8 Responses to “Unexpectedly easy”


  1. 1 Dennis

    Brenton, you cant be responsible for other people’s judgement. Whether it be good or bad

  2. 2 John

    Brenton

    have a listen to Jessica Mauboys song - Running Back….

    be thankful that you are that much further along ..

    On that note - how hot was Jessica on Idol…

  3. 3 Steven.

    Ironic it’s the porn star who wanted more committment.

  4. 4 Shim'Tar

    Brenton, I can relate. I wasn’t in an abusive relationship but one where the guy I really cared about had commitment issues. We kept in touch over the years and tried to get back together on two seperate occassions. It didn’t work out. I really still care for him and always will I think, we went through a lot together. I realized the only way for me to move on was to make a clean break and sever all ties. I’ll still cherish the good times.
    Shim’tar

  5. 5 Jayson

    One definite thing I have learned (and learned the hard way, I might add) is that it takes two committed people to have a relationship. No matter how bad I want it to work and no matter how hard I try to make it work, it will not without the other party being committed also.
    I was in a “relationship” with a guy for over 5 years and one day he tells me that he is in love with a woman and they plan to get married. Needless to say, I was devastated. Spent several years getting over that.
    I am now in a great relationship with a very committed man and every time I see the guy from before I think how lucky I am that it didn’t work out. If I were still with him I would have never met the guy I am with now.
    Hang in there, Brenton, and never forget that everything happens for a reason. It may not be clear at the time, but eventually it all works out.
    Love your blog….
    Keep up the great work….

  6. 6 LADave

    this is a toughy. The evolved thing to do is be happy for him because you really do want him to be happy, even if it’s not with you.

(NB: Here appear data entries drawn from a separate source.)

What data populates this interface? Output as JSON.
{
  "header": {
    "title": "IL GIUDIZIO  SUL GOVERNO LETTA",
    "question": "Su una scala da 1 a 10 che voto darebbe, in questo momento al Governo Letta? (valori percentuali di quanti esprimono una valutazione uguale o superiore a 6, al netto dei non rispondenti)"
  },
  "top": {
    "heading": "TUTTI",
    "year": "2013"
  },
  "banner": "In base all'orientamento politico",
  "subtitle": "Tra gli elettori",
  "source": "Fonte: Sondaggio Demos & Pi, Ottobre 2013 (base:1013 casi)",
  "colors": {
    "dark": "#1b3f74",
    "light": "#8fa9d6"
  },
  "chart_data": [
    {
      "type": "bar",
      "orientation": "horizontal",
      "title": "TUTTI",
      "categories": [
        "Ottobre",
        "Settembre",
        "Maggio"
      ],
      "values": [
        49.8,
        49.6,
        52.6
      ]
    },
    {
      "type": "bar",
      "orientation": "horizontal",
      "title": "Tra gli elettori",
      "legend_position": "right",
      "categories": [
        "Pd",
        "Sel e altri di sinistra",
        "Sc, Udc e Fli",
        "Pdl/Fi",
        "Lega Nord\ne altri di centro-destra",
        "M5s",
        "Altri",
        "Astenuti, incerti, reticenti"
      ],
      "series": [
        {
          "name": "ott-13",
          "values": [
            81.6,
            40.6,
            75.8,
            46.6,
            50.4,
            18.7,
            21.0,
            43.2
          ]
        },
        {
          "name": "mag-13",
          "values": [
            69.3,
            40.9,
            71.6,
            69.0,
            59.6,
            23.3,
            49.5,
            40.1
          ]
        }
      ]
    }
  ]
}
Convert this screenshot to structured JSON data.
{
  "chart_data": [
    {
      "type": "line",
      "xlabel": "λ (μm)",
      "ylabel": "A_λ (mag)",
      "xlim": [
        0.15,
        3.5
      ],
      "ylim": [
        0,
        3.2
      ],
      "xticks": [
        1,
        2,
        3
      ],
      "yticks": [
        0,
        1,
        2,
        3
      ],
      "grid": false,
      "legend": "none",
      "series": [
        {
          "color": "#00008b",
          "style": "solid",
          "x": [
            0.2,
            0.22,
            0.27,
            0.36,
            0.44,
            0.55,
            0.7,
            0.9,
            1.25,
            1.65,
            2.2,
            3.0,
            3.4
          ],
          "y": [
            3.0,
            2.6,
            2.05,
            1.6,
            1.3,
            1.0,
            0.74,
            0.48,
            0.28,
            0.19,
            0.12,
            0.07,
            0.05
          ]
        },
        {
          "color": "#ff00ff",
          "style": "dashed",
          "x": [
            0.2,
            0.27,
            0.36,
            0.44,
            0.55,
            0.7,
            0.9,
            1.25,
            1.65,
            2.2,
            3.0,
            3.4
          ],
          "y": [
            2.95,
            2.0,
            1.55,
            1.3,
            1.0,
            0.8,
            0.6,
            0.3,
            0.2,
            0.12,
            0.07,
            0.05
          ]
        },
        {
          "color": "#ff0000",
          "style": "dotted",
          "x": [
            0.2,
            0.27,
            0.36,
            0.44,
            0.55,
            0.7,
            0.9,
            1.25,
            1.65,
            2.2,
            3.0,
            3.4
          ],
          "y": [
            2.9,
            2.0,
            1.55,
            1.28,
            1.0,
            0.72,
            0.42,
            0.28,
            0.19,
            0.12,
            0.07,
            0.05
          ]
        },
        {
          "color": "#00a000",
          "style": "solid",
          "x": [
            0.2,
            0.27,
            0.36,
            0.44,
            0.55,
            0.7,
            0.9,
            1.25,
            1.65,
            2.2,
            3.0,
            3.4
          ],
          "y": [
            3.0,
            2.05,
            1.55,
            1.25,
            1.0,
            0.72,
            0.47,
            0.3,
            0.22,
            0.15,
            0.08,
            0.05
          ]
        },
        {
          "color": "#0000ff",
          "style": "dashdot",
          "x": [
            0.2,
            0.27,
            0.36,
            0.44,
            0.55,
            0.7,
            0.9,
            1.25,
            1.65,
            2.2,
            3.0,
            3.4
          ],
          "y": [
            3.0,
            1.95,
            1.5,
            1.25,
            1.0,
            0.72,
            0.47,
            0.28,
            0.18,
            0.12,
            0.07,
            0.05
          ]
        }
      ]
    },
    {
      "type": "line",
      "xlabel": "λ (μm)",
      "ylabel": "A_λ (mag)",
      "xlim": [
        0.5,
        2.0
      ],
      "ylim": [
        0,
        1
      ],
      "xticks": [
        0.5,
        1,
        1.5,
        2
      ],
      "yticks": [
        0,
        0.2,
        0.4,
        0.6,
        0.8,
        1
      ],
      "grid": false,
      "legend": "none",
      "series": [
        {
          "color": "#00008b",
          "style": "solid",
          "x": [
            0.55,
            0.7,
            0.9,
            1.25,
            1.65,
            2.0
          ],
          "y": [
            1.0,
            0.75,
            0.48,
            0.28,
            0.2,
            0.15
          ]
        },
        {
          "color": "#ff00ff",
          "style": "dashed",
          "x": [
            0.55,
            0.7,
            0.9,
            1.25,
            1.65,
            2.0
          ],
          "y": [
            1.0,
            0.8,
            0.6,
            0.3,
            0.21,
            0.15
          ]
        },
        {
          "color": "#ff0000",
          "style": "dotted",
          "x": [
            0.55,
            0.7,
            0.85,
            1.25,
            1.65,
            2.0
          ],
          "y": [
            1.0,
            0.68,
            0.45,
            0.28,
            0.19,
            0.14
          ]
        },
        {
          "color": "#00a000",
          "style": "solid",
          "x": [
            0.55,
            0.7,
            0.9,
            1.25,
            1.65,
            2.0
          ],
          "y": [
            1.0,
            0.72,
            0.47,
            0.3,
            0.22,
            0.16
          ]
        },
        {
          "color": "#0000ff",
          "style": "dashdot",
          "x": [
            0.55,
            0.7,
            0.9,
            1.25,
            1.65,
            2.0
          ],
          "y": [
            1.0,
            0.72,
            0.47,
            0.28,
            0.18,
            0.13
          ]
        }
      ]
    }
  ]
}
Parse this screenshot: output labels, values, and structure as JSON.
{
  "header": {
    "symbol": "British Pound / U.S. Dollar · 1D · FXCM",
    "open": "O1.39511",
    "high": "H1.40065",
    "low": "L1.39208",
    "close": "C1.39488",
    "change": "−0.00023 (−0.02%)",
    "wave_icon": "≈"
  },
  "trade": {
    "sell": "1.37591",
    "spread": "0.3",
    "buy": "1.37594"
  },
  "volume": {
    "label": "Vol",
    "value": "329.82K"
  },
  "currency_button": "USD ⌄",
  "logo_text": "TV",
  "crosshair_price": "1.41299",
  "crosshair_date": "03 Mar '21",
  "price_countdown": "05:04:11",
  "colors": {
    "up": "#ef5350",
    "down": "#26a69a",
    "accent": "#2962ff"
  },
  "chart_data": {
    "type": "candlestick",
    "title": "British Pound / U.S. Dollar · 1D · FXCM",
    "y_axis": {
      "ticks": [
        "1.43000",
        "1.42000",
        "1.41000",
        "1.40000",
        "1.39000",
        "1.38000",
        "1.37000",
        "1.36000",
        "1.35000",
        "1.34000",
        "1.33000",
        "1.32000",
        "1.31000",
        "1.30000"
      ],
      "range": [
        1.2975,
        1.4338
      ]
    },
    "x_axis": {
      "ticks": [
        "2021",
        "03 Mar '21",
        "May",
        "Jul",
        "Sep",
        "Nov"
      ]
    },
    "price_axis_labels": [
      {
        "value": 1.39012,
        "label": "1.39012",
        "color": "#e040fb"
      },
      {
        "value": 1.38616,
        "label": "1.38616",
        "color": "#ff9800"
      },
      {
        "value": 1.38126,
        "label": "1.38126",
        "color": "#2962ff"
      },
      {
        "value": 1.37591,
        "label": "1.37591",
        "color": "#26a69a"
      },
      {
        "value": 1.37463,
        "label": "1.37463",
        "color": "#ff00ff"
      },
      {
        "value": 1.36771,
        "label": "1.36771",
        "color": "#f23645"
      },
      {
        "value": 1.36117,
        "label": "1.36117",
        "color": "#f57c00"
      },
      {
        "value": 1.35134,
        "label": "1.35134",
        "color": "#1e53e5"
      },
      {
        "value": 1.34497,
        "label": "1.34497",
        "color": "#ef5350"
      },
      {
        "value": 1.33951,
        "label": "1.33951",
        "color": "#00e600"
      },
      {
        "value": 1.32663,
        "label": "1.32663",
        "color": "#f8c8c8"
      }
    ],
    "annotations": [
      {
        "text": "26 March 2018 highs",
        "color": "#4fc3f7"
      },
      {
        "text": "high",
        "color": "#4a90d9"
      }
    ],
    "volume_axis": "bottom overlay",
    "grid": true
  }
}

    btw…i like your blog, and not just for the nekkid pics. you share yourself in a really open way and i can relate to your life even if it’s on the other side of the globe. just be careful with your silks training, there are things you’re doing to your joints that may have ramifications later in life. everything in moderation my friend!

  7. 7 David

    Interesting timing. Just last week I finally got back in touch with the guy that broke my heart a little over a year ago. He ended things because he too much on his plate to have a relationship. Surprise surprise, in his response to my contact he updates me that not only is he in a relationship, he’s bought a house with the guy. It stung a little, but thankfully I am fully over him. I think you are in the right place for you right now, if the worst you feel is amusement at Mike’s newest “relationship.”

  8. 8 Jean

    Brenton, if you would really be over it, you would be feeling happy for him. Things can change in two years. He may have changed and be more committed, or maybe he found someone with the same view on monogamy.

    I’ve had an ex blog things about me (not about not being committed or being non-monogamous, but other stuff), which can be quite rediculous. Maybe it just wasn’t a match between you two, and now he found someone he’s happy with. Or even if this will be over in two weeks too: it’s no use staying cynical about this forever.